Vos livres et vos formations conseillent beaucoup d’exercices, que conseilleriez vous au chirurgiens dentistes qui souffrent encore du dos ?
Il faut aller contre votre posture habituelle, il faut aller vers l’extension et la rotation externe des membres supérieurs.
Il existe une posture de relaxation, de mise à plat du rachis. C’est presque une posture magique. Il vous faut une chaise, et vous allez vous allonger par terre, les mollets sur la chaise, et vous allez glisser par terre pour rapprocher les fesses de la chaise jusqu’à ce que les hanches soient un peu plus fléchies que 90° jusqu’à vous retrouver légèrement en suspension par les mollets. Selon votre taille rajoutez un coussin sur le siège. Ajoutez un coussin sous l’occiput si votre menton pointe vers le plafond, ce qui veut dire qu’il y a une hyperlordose cervicale, peut être due à une musculature des épaules et du haut du dos, surtout chez les hommes. Le coussin doit être sous l’occiput et ne pas recréer de lordose. Parfois les mains l’une dans l’autre, sous l’occiput suffisent.

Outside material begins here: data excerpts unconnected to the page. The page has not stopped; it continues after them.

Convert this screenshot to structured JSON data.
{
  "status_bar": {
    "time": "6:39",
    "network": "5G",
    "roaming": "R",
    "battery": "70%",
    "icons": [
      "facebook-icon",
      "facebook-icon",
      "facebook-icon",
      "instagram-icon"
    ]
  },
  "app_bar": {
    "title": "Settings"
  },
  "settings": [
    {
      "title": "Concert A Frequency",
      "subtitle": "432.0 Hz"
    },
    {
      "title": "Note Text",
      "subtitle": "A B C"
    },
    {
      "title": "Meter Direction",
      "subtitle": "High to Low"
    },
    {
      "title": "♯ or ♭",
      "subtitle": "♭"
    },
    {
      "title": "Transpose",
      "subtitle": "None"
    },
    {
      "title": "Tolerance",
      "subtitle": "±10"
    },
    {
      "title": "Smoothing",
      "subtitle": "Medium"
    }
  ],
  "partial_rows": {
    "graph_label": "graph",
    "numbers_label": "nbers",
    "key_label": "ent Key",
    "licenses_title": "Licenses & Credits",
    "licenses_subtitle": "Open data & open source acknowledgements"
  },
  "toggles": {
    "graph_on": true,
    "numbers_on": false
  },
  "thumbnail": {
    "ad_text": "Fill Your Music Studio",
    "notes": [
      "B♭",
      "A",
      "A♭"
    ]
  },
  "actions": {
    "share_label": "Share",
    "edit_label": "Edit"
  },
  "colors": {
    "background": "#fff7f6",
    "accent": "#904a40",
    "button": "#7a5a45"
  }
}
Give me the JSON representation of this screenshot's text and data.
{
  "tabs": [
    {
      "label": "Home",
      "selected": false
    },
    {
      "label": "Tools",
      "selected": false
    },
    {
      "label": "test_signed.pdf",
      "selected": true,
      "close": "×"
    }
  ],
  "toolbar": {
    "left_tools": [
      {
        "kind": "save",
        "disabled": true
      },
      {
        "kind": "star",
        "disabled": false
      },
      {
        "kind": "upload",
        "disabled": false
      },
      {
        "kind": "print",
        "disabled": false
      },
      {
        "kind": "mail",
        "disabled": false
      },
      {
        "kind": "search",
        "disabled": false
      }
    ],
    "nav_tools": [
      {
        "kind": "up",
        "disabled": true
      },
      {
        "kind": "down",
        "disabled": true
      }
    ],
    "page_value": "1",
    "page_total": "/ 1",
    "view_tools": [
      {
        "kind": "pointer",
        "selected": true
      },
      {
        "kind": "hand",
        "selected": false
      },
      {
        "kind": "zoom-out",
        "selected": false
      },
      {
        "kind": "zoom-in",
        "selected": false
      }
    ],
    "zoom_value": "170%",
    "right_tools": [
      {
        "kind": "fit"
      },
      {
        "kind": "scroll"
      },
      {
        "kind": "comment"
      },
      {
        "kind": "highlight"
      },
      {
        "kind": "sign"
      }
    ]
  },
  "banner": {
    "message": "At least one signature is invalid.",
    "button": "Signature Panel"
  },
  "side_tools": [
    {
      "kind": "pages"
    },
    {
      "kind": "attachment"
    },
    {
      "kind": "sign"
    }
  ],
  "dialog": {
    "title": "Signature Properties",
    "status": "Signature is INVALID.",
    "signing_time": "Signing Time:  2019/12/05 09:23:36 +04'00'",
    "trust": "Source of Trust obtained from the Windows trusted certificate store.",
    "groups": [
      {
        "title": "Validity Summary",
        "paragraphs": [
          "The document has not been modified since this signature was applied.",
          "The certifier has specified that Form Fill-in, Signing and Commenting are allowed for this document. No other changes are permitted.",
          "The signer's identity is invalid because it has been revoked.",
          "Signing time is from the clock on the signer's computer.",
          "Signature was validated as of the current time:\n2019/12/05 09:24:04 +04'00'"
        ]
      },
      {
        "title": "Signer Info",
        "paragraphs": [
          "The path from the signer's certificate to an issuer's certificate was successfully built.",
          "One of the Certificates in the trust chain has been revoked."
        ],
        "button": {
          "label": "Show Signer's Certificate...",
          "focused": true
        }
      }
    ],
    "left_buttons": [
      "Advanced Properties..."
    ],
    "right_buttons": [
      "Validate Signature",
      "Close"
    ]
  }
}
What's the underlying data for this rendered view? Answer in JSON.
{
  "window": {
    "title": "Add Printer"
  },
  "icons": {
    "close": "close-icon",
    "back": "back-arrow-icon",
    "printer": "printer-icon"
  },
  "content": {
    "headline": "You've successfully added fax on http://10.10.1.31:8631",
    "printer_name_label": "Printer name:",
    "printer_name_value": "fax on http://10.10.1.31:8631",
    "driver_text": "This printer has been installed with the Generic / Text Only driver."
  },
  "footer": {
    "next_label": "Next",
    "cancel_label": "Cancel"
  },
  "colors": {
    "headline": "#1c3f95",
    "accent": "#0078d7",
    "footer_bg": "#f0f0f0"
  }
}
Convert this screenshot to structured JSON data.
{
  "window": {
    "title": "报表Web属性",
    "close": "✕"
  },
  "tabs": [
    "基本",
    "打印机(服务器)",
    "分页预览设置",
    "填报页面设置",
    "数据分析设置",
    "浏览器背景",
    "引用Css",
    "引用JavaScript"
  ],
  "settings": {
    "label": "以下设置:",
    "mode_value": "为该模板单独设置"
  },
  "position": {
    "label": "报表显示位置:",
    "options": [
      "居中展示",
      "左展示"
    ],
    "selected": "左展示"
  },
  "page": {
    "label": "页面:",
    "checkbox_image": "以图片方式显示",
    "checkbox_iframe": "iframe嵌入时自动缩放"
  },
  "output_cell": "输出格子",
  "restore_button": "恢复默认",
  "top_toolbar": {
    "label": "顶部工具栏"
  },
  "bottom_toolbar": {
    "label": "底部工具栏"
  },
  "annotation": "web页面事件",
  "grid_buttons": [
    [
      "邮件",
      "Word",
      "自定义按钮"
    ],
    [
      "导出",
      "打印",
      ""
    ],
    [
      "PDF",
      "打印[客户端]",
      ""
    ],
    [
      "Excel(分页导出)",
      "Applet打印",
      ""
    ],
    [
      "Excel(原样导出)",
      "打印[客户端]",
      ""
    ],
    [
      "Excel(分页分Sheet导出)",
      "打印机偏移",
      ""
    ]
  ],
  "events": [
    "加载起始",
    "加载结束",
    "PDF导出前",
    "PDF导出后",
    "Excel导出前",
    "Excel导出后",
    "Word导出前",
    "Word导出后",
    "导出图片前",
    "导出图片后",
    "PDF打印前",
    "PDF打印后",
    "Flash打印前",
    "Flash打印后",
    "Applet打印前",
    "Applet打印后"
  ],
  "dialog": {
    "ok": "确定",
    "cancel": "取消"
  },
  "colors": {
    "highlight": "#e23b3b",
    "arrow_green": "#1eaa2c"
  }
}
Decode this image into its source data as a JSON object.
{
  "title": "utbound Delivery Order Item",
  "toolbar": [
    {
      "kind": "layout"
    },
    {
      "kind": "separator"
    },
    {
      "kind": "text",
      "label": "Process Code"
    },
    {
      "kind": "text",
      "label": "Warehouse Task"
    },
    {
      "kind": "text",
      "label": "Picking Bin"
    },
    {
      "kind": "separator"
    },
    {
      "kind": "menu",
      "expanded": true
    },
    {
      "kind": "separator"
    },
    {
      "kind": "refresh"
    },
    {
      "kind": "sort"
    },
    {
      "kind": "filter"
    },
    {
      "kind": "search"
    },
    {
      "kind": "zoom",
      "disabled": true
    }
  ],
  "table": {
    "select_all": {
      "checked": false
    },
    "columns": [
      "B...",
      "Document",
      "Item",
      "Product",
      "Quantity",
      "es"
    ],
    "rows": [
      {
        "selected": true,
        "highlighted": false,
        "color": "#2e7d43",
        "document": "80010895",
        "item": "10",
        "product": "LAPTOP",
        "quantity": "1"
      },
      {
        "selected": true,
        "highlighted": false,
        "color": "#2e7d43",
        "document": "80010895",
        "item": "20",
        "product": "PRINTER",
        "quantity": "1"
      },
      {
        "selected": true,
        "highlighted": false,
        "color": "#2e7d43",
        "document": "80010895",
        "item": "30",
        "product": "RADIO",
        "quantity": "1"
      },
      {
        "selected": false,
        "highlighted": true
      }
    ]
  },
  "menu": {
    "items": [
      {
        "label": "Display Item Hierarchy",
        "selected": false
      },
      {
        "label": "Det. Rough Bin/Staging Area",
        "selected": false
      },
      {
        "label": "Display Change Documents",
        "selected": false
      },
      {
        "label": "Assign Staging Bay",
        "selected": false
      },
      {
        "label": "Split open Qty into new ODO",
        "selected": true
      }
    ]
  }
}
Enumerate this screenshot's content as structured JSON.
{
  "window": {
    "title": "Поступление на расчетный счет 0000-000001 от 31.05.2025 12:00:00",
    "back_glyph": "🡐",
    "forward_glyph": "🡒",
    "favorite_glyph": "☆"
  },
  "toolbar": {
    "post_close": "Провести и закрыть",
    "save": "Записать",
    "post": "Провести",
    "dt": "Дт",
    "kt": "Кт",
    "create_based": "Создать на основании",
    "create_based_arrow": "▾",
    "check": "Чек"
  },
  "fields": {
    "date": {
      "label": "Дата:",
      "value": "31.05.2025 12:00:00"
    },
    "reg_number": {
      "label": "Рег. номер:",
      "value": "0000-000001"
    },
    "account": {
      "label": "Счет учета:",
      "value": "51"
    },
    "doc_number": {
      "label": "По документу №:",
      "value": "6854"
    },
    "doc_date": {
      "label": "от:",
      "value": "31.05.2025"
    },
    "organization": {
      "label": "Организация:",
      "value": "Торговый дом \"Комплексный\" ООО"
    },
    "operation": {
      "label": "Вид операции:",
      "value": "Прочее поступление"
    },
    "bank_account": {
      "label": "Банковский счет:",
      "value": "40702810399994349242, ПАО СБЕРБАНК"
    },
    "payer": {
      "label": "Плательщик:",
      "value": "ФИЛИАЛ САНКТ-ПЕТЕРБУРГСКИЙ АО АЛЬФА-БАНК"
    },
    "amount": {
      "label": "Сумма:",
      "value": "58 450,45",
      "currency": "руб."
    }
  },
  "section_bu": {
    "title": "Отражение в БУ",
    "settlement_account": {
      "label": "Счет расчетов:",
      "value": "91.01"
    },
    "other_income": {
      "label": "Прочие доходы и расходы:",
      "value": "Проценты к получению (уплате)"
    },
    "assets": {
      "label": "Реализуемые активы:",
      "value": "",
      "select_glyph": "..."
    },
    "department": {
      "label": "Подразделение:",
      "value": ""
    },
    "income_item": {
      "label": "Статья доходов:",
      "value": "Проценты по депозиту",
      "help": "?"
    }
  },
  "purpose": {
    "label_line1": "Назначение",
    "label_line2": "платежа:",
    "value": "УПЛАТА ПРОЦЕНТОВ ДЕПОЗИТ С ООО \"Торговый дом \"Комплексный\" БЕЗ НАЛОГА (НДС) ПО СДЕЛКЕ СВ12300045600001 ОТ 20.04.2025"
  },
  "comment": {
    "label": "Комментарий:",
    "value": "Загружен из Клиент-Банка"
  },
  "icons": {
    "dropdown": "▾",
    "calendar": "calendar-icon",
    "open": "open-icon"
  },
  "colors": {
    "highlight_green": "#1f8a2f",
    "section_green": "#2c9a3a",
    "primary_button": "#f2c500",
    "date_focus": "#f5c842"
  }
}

Ceci jusqu’à se retrouver le plus plat possible, le plus allongé possible. C’est une posture passive, qui permet de relâcher les tensions, et d’améliorer la respiration. Vous pouvez la garder 5 minutes. Un autre exercice intéressant est un étirement que vous pouvez réaliser au cabinet : Assis, posez les avant bras sur votre bureau ou sur votre unit. Le front est posé sur les mains, et vous reculez votre siège jusqu’à ce que le dos soit bien aligné. Cela étire le devant et le dos. Le ventre est dans le vide, comme dans le quatre pattes ; La respiration est abdominale spontanément, ce qui est la signature d’une posture juste avec rachis étiré.
Si vous disposez d’un siège pivotant vous allez pouvoir vous tourner du côté opposé à ce que vous faites habituellement. Si vous travaillez en flexion inclinaison droite et rotation gauche comme la plupart des droitiers qui travaillent à 9h, recherchez une hyper-extension inclinaison gauche et rotation droite pour compenser la posture de base.
Vous êtes spécialisée dans la prise en charge des problèmes de périnée, et connue pour votre volonté à solliciter un de nos muscles abdominaux trop peu connu: le transverse! Ce qui vous a amené à écrire votre best seller «Abdominaux, arrêtez le massacre! » Comment faire travailler ce muscle ?
Tout le monde parle aujourd’hui du transverse. C’est le mot magique ! Je suis un peu responsable avec ce livre paru en 2003 de la remise en cause des crunch et autres exercices de raccourcissement des grands droits.
Mais pour beaucoup et Pilates entre autres le transverse dont il est question est un muscle abdominal, mais qui concerne la partie dorsale. En avant il s’agit d’une aponévrose. Aucun muscle ne fait le tour du ventre !
Si on contracte ce transverse, c’est un serrage volontaire, phasique, bref, qui resserre la ceinture au niveau du nombril. Ce qui a tendance à plier en deux, à faire descendre un peu le sternum et surtout à réaliser une poussée vers le bas. C’est ce que j’ai appelé le tube de dentifrice… si on serre au milieu il y a une résultante vers le bas, donc le périnée, ce qu’il faut éviter à tout prix.